According to O’Malley, the Jesuits’ ideology and lifestyle in the 18th century differed significantly from the rest of the Church, particularly with regard to their autonomous authority, the money they demanded to fund a global network of schools and their optimistic opinion of human nature.
“The Jesuits, some of their traits were a little more prominent, a little more out of the ordinary than for the other orders,” O’Malley said. “These were traits that aroused puzzlement, envy, fear and hate.”
O’Malley also noted the significance of three key historical events, which exacerbated growing tensions within the Church and ultimately led to the order’s expulsion: a conflict regarding the allowance of particular rights to missionary subjects in China, a condemnation by a rival Catholic faction, the Jansenists and a war in Spanish-controlled Latin America that pitted Jesuit missionaries against a combined Spanish-Portuguese military force.
“It was sort of a perfect storm, these clouds that had been gathering all at once converged, and you have a perfect storm, something that should not have happened,” O’Malley said.
After these and several other contentious incidents between Jesuits and political leaders in France, Spain and Portugal, these countries passed orders expelling or imprisoning members of the religious group. O’Malley described in detail the suffering and persecution Jesuits faced, particularly in Portugal.
“It was really brutal, the Portuguese Jesuits were herded onto ships and sent out onto the high seas,” O’Malley said. “The ones on the missions were sent back to Lisbon, where most of them rotted in prison.”
Eventually, Pope Clement XIV formally expelled the Jesuits from the Catholic Church in 1773, but after years of political tumult, as well as several written appeals to different popes, Pope Pius VII acknowledged the order’s legitimacy again in 1814. While the Jesuits were suppressed for only 41 years, a fraction of the Church’s long history, O’Malley noted the significant impact of this exile on the legacy of the religious institution.
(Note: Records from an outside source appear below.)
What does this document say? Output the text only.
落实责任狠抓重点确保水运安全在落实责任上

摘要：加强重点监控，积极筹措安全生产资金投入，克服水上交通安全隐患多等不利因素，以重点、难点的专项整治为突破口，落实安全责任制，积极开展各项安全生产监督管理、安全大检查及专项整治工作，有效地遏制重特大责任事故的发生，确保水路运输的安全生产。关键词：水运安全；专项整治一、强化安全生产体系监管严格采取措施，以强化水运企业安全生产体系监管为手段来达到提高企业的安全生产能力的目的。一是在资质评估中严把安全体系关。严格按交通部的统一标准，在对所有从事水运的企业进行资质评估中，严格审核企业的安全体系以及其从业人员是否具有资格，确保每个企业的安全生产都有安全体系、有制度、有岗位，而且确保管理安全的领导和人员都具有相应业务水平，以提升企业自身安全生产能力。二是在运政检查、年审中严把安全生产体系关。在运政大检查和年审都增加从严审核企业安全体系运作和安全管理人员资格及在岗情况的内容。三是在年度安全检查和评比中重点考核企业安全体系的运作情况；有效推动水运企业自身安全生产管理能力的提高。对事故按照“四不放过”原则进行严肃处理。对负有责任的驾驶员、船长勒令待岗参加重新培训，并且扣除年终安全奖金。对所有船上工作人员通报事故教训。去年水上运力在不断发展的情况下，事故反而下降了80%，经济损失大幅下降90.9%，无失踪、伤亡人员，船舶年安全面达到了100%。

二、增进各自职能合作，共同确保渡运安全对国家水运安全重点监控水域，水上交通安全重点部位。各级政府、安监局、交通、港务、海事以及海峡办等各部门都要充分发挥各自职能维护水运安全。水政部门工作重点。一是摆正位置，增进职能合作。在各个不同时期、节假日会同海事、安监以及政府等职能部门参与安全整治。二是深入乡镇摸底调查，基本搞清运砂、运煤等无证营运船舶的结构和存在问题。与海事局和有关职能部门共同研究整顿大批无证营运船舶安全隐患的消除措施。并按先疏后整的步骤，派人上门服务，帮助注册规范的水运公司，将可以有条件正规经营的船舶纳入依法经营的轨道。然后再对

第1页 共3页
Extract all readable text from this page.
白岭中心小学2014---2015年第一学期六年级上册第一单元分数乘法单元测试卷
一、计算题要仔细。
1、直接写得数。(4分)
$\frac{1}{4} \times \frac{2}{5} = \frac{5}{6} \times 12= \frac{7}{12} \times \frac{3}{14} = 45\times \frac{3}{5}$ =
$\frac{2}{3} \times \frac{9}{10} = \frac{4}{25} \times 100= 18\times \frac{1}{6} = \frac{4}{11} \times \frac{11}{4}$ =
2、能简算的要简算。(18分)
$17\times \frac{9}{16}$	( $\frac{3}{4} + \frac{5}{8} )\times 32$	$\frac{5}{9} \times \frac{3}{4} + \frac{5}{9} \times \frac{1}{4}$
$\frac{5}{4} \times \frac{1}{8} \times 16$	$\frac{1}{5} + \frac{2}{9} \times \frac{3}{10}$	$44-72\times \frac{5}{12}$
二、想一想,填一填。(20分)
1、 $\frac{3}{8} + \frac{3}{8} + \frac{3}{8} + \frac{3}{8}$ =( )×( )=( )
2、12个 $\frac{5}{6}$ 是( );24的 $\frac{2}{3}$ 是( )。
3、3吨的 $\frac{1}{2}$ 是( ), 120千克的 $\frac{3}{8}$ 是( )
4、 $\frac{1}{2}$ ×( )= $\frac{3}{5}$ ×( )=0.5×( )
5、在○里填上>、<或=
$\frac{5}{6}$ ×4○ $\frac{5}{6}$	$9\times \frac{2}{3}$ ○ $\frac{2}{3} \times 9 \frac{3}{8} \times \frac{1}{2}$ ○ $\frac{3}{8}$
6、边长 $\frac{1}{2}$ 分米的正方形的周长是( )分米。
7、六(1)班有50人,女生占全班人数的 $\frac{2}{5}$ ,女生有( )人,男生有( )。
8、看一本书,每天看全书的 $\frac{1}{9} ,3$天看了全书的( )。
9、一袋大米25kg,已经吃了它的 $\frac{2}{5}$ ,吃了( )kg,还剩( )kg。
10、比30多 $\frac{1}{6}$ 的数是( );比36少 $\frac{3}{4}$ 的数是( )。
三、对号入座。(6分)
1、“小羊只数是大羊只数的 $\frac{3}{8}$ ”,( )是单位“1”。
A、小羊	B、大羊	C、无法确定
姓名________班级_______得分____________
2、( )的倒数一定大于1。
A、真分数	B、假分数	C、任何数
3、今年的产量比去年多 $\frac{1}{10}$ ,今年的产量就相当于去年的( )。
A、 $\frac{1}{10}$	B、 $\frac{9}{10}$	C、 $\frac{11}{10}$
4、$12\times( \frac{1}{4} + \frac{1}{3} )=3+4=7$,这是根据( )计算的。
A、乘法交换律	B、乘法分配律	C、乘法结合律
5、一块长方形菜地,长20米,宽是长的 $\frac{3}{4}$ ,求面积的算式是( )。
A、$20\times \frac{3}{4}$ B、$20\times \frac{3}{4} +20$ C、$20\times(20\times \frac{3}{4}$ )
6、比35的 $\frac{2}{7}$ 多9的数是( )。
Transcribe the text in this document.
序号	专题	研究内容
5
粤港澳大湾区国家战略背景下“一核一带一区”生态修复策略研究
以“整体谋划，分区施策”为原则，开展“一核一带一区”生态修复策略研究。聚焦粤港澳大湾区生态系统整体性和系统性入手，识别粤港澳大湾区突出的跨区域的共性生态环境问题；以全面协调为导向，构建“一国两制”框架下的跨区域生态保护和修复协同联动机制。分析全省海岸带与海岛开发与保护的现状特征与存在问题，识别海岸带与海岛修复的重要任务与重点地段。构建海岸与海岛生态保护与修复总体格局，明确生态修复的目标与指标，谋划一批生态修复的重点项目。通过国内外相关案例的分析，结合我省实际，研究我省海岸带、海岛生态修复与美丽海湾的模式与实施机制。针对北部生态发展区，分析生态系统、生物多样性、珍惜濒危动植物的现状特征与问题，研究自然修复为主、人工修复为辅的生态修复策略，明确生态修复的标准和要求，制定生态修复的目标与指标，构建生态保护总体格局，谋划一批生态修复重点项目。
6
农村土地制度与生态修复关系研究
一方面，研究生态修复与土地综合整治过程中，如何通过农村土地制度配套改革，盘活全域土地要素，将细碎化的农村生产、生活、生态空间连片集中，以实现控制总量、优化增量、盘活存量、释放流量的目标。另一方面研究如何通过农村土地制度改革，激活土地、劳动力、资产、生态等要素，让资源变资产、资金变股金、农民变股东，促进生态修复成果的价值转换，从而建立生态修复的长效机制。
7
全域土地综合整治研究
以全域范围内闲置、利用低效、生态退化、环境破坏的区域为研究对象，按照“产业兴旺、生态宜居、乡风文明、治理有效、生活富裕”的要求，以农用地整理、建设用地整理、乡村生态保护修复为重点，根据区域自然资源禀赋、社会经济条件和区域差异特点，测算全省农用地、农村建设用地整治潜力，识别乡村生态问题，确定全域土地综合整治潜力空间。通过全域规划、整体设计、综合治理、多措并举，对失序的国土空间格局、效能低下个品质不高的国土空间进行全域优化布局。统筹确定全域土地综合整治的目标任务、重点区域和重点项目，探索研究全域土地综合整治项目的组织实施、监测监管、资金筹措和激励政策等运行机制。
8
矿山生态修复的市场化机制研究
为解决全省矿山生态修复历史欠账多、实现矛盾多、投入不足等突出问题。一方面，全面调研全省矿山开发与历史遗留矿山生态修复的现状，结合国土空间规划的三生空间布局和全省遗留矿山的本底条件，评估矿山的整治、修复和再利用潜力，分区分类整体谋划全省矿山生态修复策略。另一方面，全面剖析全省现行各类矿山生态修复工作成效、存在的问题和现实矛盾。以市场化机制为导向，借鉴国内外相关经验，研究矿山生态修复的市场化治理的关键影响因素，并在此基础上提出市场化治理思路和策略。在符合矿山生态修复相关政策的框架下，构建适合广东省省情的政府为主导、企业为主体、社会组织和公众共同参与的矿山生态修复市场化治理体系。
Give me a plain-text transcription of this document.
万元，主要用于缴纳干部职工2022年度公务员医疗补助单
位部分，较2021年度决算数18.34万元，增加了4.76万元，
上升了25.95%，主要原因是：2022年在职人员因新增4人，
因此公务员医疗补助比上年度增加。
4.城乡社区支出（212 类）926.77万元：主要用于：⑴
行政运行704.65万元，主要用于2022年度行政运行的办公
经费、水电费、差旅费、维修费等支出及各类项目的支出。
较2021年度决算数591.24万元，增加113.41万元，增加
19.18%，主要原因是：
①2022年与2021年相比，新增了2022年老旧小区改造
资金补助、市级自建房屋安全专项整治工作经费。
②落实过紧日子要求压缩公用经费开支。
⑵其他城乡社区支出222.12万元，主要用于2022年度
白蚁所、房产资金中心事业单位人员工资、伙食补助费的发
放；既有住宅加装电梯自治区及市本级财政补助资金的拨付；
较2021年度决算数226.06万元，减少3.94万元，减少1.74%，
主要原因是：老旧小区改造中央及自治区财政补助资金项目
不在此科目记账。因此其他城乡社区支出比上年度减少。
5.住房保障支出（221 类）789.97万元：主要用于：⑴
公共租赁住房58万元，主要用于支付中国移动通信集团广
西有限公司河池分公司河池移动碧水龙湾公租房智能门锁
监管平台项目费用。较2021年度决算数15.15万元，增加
“The Catholic cultural and ideological enterprise took a mortal blow with the suppression of the Jesuits,” O’Malley said. “It was a blow, I think you can argue, the Catholic Church has never quite recovered from.”
Particularly relevant to Georgetown University and the Maryland Jesuit community, O’Malley described that while the few American Jesuits in 1773 could not be arrested for continuing their traditions when the order was issued, these men, including the future Archbishop of Baltimore John Carroll, S.J., took the honorable step of suppressing themselves in compliance with papal decree.
“He was an ex-Jesuit,” O’Malley said of Georgetown’s founder. Therefore, when Georgetown was founded in 1789, it was not actually a Jesuit institution, as the religious order had ceased to formally exist.
In his concluding remarks, O’Malley described several valuable historical artifacts, currently stored in Lauinger Library’s Special Collections Research Center, which pertain directly to the story of the Jesuits’ expulsion and reinstitution into the Catholic Church. The audience present for Monday’s event was able to view some of these items, including a papal bull ordering the suppression of the order and a letter from John Carroll rejoicing in the restoration of the Jesuits.
Following the event, alumnus Brian Spoon (COL ’00) described the event as interesting and valuable, particularly commending Fr. O’Malley’s knowledge of the history behind Georgetown’s Jesuit roots.
“I thought it was fabulous, Fr. O’Malley is just a wonderful resource in terms of history, especially in showcasing what our founder went through to make this institution,” Spoon said. “To see so many people out here tonight, it’s wonderful.”